Diverse approaches to admissions labyrinth on view at HS fair

Eighth-graders and their parents began queuing up outside Brooklyn Technical High School on Saturday an hour before the annual citywide high school fair’s start time, and by 9:45 a.m. a long line of families wrapped around the block. When the doors opened at 10 a.m., they poured into the stuffy building, some of the tens of thousands of families that passed through the fair this weekend.

Inside, Brooklyn Tech’s eight stories were something of a labyrinth — but no more so than the high school admissions process itself. Parents and students that we met outlined varying strategies for navigating the fair and the journey to high school.
Laura Napiza and her daughter Samantha tried traversing the hallways but seemed completely lost. “We just got here and it’s very overwhelming,” Laura Napiza said. “We’re looking for a high school with a strong academic program that also has something that she’d be interested in. Right now she wants to be a teacher.”

They said their goal was to visit the Queens High School of Teaching, Liberal Arts, and the Sciences and Maspeth High School — if they could find those tables. Saying they planned to inquire about graduation rates, student-to-teacher ratios and extracurricular options, the mother and daughter disappeared into the melee.

Beverly Brailsford and her son Spencer Jackson came in with a clear plan of action: Head straight to the seventh floor and methodically work downwards, hitting only the schools with strong academic programs and track and field teams. First, though, the pair found a quiet hallway where they could sit down and prepare. With the high school directory in her lap, a pen in her hand, and a notebook turned to a fresh page, Brailsford took notes on schools such as Aviation High School and Medgar Evers College Preparatory School while Jackson played on his phone. “I think it’s more of a mom thing,” Brailsford said of the process. “As long as they have what he’s into, it works for him.”

Garfield Hall and his son, also named Garfield Hall, maneuvered their way around the tables of specialized high schools set up in Brooklyn Tech’s gymnasium. The younger Hall said he has already been recruited by high school baseball coaches — high schools are allowed to recruit eighth-graders, but not transfer students — but the schools they represent don’t meet his father’s academic standards. “He thinks he’s going to go to the MLB, but he’s not. So, he’s trying to get into a good school with a good academic program,” the older Hall said. His son feigned shock and smiled.

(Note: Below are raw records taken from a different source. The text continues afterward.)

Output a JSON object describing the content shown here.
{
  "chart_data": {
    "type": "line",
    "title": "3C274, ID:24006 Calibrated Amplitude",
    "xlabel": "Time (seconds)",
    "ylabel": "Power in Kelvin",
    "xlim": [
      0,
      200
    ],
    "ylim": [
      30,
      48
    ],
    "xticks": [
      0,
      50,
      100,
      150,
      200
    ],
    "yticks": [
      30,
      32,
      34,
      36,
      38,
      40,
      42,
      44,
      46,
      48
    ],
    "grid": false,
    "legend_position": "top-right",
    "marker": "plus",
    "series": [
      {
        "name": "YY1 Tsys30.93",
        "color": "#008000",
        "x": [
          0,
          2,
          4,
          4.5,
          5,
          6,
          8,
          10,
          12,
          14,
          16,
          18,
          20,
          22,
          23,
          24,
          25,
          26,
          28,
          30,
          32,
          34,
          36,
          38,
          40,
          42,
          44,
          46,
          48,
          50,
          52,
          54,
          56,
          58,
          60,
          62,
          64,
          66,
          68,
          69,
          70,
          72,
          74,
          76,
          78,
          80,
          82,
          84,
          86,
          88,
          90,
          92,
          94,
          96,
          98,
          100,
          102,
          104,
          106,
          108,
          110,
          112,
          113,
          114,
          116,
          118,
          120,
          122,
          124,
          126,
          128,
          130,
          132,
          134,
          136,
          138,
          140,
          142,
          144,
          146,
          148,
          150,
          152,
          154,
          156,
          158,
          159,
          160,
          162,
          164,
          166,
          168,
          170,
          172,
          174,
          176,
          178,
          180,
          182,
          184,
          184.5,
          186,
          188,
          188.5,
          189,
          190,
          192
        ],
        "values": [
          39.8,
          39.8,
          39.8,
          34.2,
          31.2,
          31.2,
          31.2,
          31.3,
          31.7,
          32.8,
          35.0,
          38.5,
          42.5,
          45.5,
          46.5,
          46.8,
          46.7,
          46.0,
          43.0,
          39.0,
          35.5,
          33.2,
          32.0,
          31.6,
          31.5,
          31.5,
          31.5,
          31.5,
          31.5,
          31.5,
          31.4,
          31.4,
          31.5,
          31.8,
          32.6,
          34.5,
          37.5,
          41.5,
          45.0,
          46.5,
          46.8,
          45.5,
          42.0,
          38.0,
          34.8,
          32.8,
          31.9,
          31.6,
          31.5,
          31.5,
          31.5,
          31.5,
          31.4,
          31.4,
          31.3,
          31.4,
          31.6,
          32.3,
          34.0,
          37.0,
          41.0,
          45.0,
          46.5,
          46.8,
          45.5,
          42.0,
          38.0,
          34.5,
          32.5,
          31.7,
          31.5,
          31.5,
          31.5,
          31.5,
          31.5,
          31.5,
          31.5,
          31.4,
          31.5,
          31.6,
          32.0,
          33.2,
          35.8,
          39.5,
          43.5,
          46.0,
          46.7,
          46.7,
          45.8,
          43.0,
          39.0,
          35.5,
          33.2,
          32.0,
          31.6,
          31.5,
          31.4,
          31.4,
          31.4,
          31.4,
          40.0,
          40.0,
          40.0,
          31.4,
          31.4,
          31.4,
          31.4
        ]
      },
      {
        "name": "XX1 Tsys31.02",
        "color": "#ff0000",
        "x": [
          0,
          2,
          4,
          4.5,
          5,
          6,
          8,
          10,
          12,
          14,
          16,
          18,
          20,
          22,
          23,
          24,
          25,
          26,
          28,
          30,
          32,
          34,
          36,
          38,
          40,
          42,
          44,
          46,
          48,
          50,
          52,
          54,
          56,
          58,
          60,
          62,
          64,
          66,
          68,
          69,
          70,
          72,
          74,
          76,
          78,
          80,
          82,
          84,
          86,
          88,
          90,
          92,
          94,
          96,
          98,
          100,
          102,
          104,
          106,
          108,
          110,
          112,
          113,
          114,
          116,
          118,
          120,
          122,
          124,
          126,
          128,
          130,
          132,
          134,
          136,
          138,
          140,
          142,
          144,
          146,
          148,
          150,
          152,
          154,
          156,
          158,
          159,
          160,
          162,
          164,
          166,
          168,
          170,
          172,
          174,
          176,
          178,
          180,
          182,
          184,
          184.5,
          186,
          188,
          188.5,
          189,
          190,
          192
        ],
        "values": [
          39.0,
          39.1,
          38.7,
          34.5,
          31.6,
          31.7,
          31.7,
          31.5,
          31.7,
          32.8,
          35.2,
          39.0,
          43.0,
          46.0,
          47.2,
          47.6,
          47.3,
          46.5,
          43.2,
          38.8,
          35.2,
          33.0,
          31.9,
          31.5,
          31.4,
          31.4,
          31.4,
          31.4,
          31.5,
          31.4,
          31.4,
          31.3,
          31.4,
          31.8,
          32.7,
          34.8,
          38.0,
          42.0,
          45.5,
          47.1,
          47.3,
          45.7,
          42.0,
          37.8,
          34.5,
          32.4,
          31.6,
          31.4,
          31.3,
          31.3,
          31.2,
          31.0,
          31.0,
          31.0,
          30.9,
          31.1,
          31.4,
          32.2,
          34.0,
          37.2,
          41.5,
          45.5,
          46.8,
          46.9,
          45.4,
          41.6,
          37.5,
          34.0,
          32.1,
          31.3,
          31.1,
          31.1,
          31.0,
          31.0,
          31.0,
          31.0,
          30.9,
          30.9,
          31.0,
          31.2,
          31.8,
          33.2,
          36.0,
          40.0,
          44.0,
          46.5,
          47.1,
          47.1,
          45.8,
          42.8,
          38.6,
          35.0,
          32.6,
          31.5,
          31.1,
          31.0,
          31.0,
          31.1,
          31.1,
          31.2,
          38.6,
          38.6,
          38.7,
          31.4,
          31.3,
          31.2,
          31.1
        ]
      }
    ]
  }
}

He said he’s just interested in the baseball.

While masses of families swirled around them, Cindy Sapienza and her daughter Julia stood still in the center of the gymnasium, hovering over a high school directory. “We came last year so we understand the chaos,” Sapienza said. “We’re just trying to figure out what our options are.” Bronx High School of Science and Stuyvesant High School are frontrunners for the pair, along with the High School for Math, Science and Engineering, but they still have more questions that need to be answered: What AP courses are offered? What clubs and extracurriculars do you have? Are the teachers supportive of all students?

Robert Kibler and Tamra Thompson had arrived an hour early and staked out the second spot in line knowing they wanted to make a beeline for Edward R. Murrow High School, but couldn’t figure out how to find the school’s booth. After asking two volunteers for directions, the pair labored up seven flights of stairs to the floor of Brooklyn schools. As Thompson led the way, scanning for Murrow, her mother’s alma mater, Kibler tried pointing out other options.

“You want to go look at Lincoln?” Kibler asked. No.

“That’s not on the list?” he pressed. No.

Kibler tried again. “You should go to Automotive,” he said. “You can build me a hot rod.” No.

And again when he stopped to chat with representatives from Franklin Delano Roosevelt High School, his own alma mater. “Where do you want to go to school?” the FDR rep asked Thompson.

“Murrow,” she said, then offered an alternative for the first time: “Or LaGuardia.”

“Or FDR!” Kibler added.

As Kevin Ledlon made his way down the stairwell with his son Kieran, he reminisced about his time as a student at Brooklyn Tech, where he had to jump up the same stairs for track practice. Kieran, who plays clarinet and has dreams of becoming a doctor, wants to follow in his father’s footsteps and attend Brooklyn Tech. But he said he understands that admissions comes down to a single test. To help in the hunt for other schools where Kieran could pursue his musical and scientific interests, Ledlon armed himself with Clara Hemphill’s “New York City’s Best Public High Schools: A Parents’ Guide.” “I told him we’re not going to waste our time, we’re just going to go to these schools,” Ledlon said.